Wie bitte, Frau Stauche? Unser Parteiprogramm - im Moment haben wir nur Eckpunkte

(Unruhe CDU)

und zweitens haben wir verschiedene Wahlprogramme geschrieben und da ist der Blick viel weiter. Das sollten Sie mal lesen, Frau Stauche, Sie könnten da so viel lernen.

(Beifall DIE LINKE)

(Zwischenruf Abg. Stauche, CDU: Be- stimmt nicht.)

Insgesamt wird, wie schon deutlich dargestellt, aus der Antwort der Großen Anfrage deutlich, dass die Landesregierung und der Minister keine eigenen Vorstellungen für die gemeinsame Agrarpolitik haben, dass sie sich eingerichtet haben mit der Misere. Leider ist da auch nichts mehr zu erwarten. Also wäre ehrlich gesagt „Abtreten“ angesagt.
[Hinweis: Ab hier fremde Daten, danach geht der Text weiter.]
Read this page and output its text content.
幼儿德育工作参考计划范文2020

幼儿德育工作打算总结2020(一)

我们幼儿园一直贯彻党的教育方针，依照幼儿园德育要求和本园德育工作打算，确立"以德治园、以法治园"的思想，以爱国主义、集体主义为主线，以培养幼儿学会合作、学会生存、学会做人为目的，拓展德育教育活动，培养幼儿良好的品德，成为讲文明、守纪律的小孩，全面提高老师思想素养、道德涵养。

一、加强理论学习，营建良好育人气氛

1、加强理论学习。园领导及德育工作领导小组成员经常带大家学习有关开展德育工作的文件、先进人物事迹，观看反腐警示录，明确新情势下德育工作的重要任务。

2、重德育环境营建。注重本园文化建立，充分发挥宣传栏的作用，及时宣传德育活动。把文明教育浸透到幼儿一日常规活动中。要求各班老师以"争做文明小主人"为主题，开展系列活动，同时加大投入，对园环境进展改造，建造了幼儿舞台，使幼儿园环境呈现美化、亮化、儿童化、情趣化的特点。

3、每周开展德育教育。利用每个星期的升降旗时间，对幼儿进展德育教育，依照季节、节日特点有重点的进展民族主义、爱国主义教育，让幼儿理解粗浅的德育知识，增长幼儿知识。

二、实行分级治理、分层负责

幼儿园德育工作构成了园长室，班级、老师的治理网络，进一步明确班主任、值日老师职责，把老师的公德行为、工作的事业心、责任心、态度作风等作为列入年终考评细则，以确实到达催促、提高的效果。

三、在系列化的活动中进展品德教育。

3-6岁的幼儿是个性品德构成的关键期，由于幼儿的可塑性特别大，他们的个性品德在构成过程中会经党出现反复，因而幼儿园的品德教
(Zwischenruf Minister Dr. Sklenar, Mi- nister für Landwirtschaft, Naturschutz und Umwelt: Das haben Sie nicht zu bestimmen.)

Nein, das habe ich auch nicht zu bestimmen, das stimmt.

(Zwischenruf Minister Dr. Sklenar, Mi- nister für Landwirtschaft, Naturschutz und Umwelt: Also, dann mäßigen Sie sich.)

Ich kann das ja hier mal sagen, Sie können selber entscheiden, was Sie machen. Das können Sie ja selber entscheiden.

(Zwischenruf Minister Dr. Sklenar, Mi- nister für Landwirtschaft, Naturschutz und Umwelt: Sie weiß eben, was tat- sächlich draußen los ist.)

Genau, ich war eben jetzt immer draußen, deswegen weiß ich das schon.